Je vous tiens informer. Je lui communiquerai mes propres test et si vous avez des éléments de réponse je lui enverrai le lien.

Mais je met un 19,9/20 à l'assistance Apple (pas 20 car certaines musiques pendant le temps très court d'attente sont pas forcément ce qu'on préfère, mais c'est varié ) pour fournir un service aussi personnalisé et au petit soin, je regrette plus le pris. Ca me donne presque envie de souscrire à l'extension de garantie (quand ça marchera et que je me remettrai de l'achat du mac ^^). Si ça fonctionnait pareil avec les opérateurs mobile, edf, l'administration, microsoft, les voitures, les machines à laver, la fnac, et les politiciens y'aurai plus de guerre dans le monde. Steve à belle et bien créer une Utopie .


----------



## ToM03 (19 Novembre 2011)

Le meilleur SAV c'est celui dont tu n'a pas besoin


----------



## pb88081 (19 Novembre 2011)

Christopher P a dit:


> Subsole, je sais bien que c'est le post 13 puisque j'ai mis le lien de ce post dans mon message que tu as cité.
> 
> C'est justement bien parce que j'ai lu tous les messages de ce topic que j'ai dit ça, puisque personne ne semblait avoir essayé la démarche de snorand que j'ai repris (le post #13...).
> 
> ...


Bonjour,
J'ai fait une réinstallation de Lion et les mêmes problèmes sont toujours présents.
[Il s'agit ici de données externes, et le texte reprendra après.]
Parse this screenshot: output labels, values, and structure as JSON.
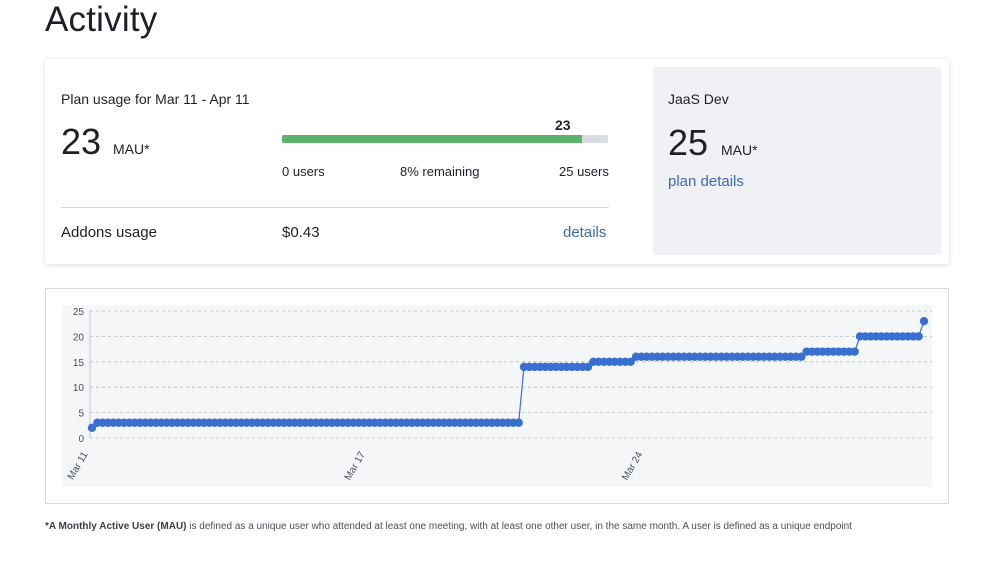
{
  "page": {
    "title": "Activity"
  },
  "usage": {
    "plan_label": "Plan usage for Mar 11 - Apr 11",
    "mau_value": "23",
    "mau_unit": "MAU*",
    "bar_current": "23",
    "bar_fraction": 0.92,
    "bar_min_label": "0 users",
    "bar_remaining_label": "8% remaining",
    "bar_max_label": "25 users",
    "addons_label": "Addons usage",
    "addons_value": "$0.43",
    "addons_link": "details"
  },
  "plan": {
    "name": "JaaS Dev",
    "limit": "25",
    "unit": "MAU*",
    "link": "plan details"
  },
  "colors": {
    "accent": "#3d6ab5",
    "progress": "#5cb36c",
    "line": "#3a6fd0"
  },
  "chart_data": {
    "type": "line",
    "ylim": [
      0,
      25
    ],
    "yticks": [
      0,
      5,
      10,
      15,
      20,
      25
    ],
    "grid": true,
    "x_tick_labels": [
      {
        "label": "Mar 11",
        "index": 0
      },
      {
        "label": "Mar 17",
        "index": 52
      },
      {
        "label": "Mar 24",
        "index": 104
      }
    ],
    "values": [
      2,
      3,
      3,
      3,
      3,
      3,
      3,
      3,
      3,
      3,
      3,
      3,
      3,
      3,
      3,
      3,
      3,
      3,
      3,
      3,
      3,
      3,
      3,
      3,
      3,
      3,
      3,
      3,
      3,
      3,
      3,
      3,
      3,
      3,
      3,
      3,
      3,
      3,
      3,
      3,
      3,
      3,
      3,
      3,
      3,
      3,
      3,
      3,
      3,
      3,
      3,
      3,
      3,
      3,
      3,
      3,
      3,
      3,
      3,
      3,
      3,
      3,
      3,
      3,
      3,
      3,
      3,
      3,
      3,
      3,
      3,
      3,
      3,
      3,
      3,
      3,
      3,
      3,
      3,
      3,
      3,
      14,
      14,
      14,
      14,
      14,
      14,
      14,
      14,
      14,
      14,
      14,
      14,
      14,
      15,
      15,
      15,
      15,
      15,
      15,
      15,
      15,
      16,
      16,
      16,
      16,
      16,
      16,
      16,
      16,
      16,
      16,
      16,
      16,
      16,
      16,
      16,
      16,
      16,
      16,
      16,
      16,
      16,
      16,
      16,
      16,
      16,
      16,
      16,
      16,
      16,
      16,
      16,
      16,
      17,
      17,
      17,
      17,
      17,
      17,
      17,
      17,
      17,
      17,
      20,
      20,
      20,
      20,
      20,
      20,
      20,
      20,
      20,
      20,
      20,
      20,
      23
    ]
  },
  "footnote": {
    "bold": "*A Monthly Active User (MAU)",
    "rest": " is defined as a unique user who attended at least one meeting, with at least one other user, in the same month. A user is defined as a unique endpoint"
  }
}
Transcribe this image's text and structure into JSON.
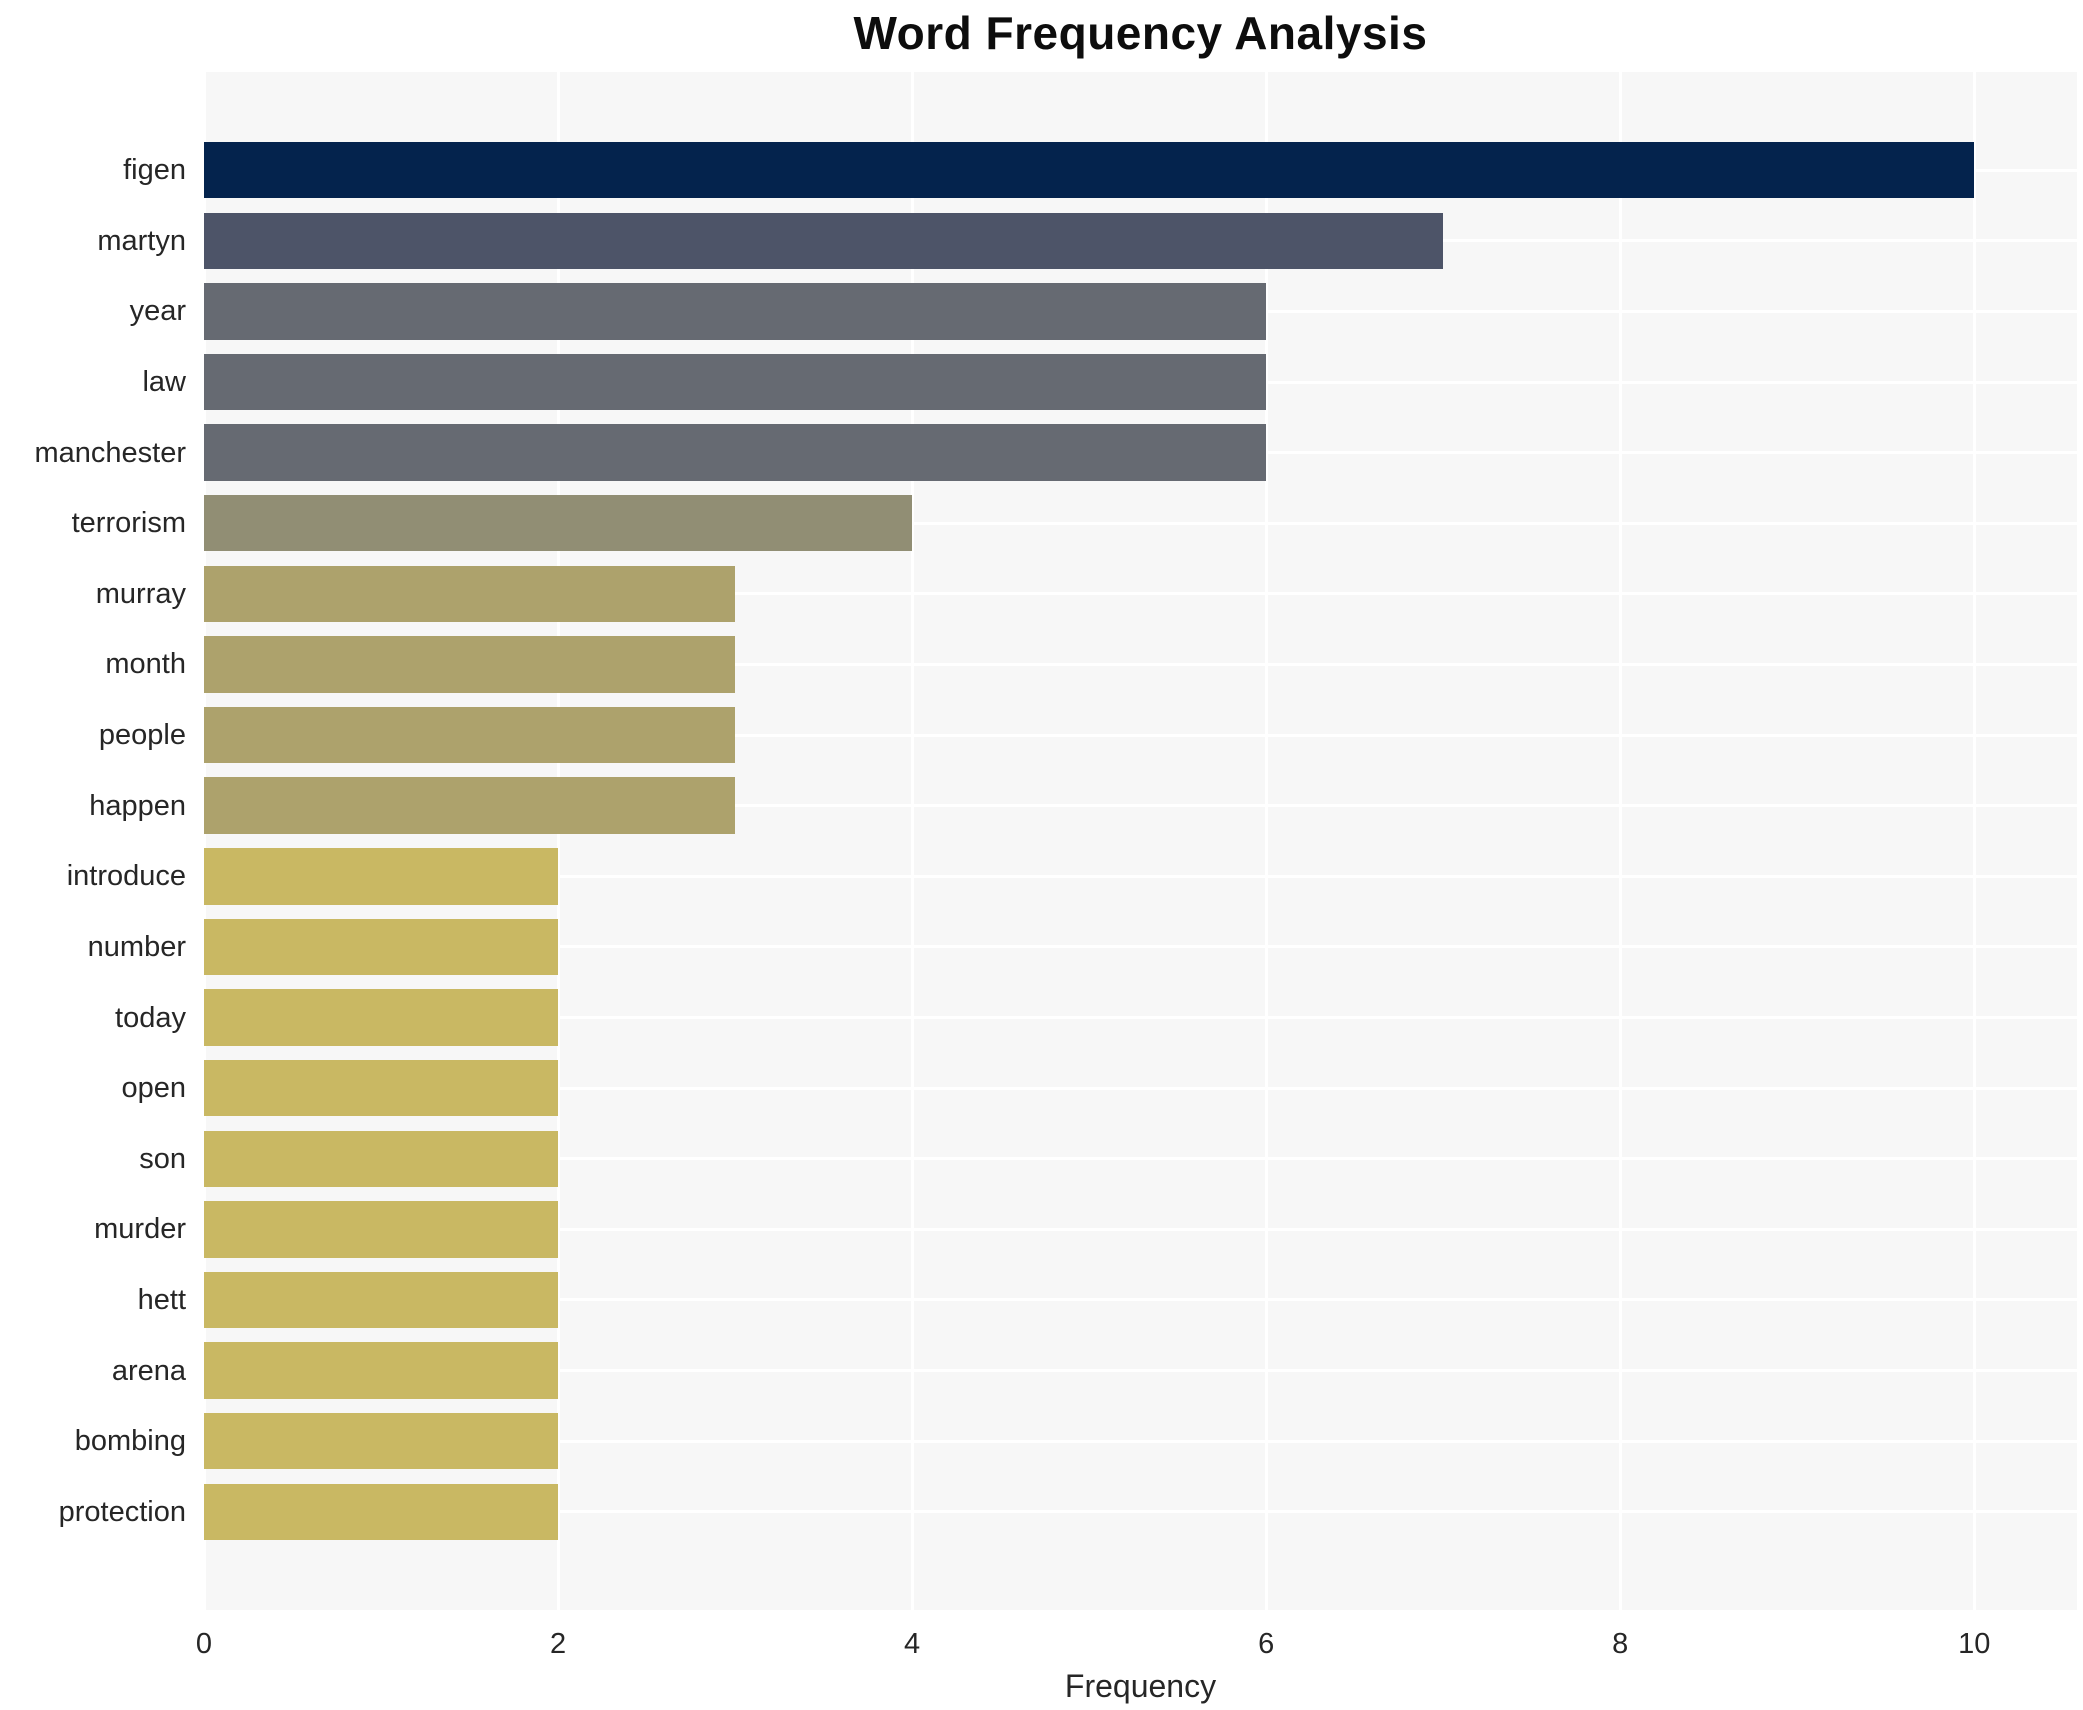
{
  "chart_data": {
    "type": "bar",
    "orientation": "horizontal",
    "title": "Word Frequency Analysis",
    "xlabel": "Frequency",
    "ylabel": "",
    "categories": [
      "figen",
      "martyn",
      "year",
      "law",
      "manchester",
      "terrorism",
      "murray",
      "month",
      "people",
      "happen",
      "introduce",
      "number",
      "today",
      "open",
      "son",
      "murder",
      "hett",
      "arena",
      "bombing",
      "protection"
    ],
    "values": [
      10,
      7,
      6,
      6,
      6,
      4,
      3,
      3,
      3,
      3,
      2,
      2,
      2,
      2,
      2,
      2,
      2,
      2,
      2,
      2
    ],
    "bar_colors": [
      "#04234d",
      "#4d5468",
      "#666a72",
      "#666a72",
      "#666a72",
      "#918e74",
      "#ada26c",
      "#ada26c",
      "#ada26c",
      "#ada26c",
      "#c9b863",
      "#c9b863",
      "#c9b863",
      "#c9b863",
      "#c9b863",
      "#c9b863",
      "#c9b863",
      "#c9b863",
      "#c9b863",
      "#c9b863"
    ],
    "xticks": [
      0,
      2,
      4,
      6,
      8,
      10
    ],
    "xtick_labels": [
      "0",
      "2",
      "4",
      "6",
      "8",
      "10"
    ],
    "xlim": [
      0,
      10.58
    ],
    "grid": true,
    "legend": false,
    "colors": {
      "plot_bg": "#f7f7f7",
      "page_bg": "#ffffff",
      "gridline": "#ffffff",
      "tick_text": "#262626",
      "title_text": "#0d0d0d"
    }
  }
}
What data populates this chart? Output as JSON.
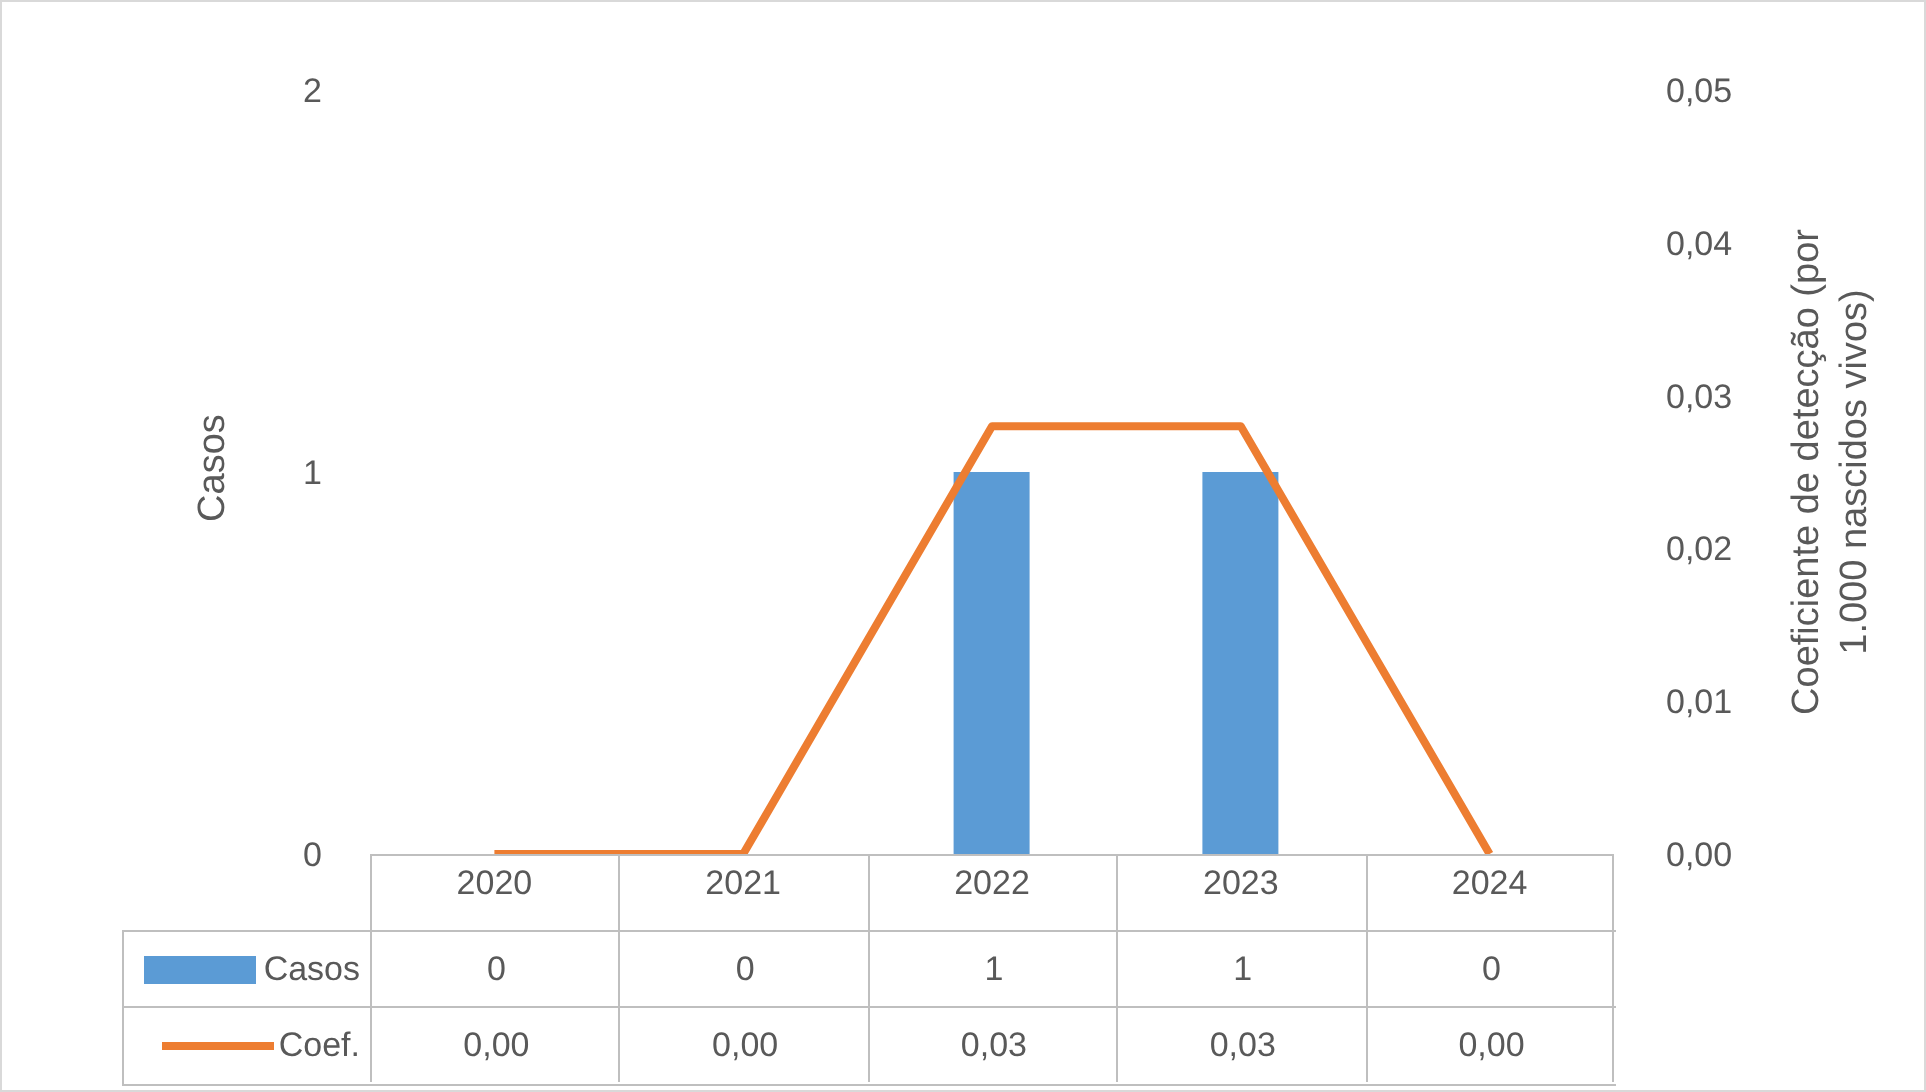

Je pense que je n'aurai pas du faire les mises à jour. Alors si tu réinstalles teste tout avant les mises à jour.


----------



## Nikopsycho (23 Novembre 2011)

Salut à tous, toujours pas de solution. Finalement ils sont pas si bon que ça au SAV.... BREF . 
Safari plante toujours. Pas moyen qu'il soit stable une journée entière, la fac n'en parlons pas. Honnêtement je suis un jeune switcher et si j'avais su je serai rester chez la firme à la fenêtre...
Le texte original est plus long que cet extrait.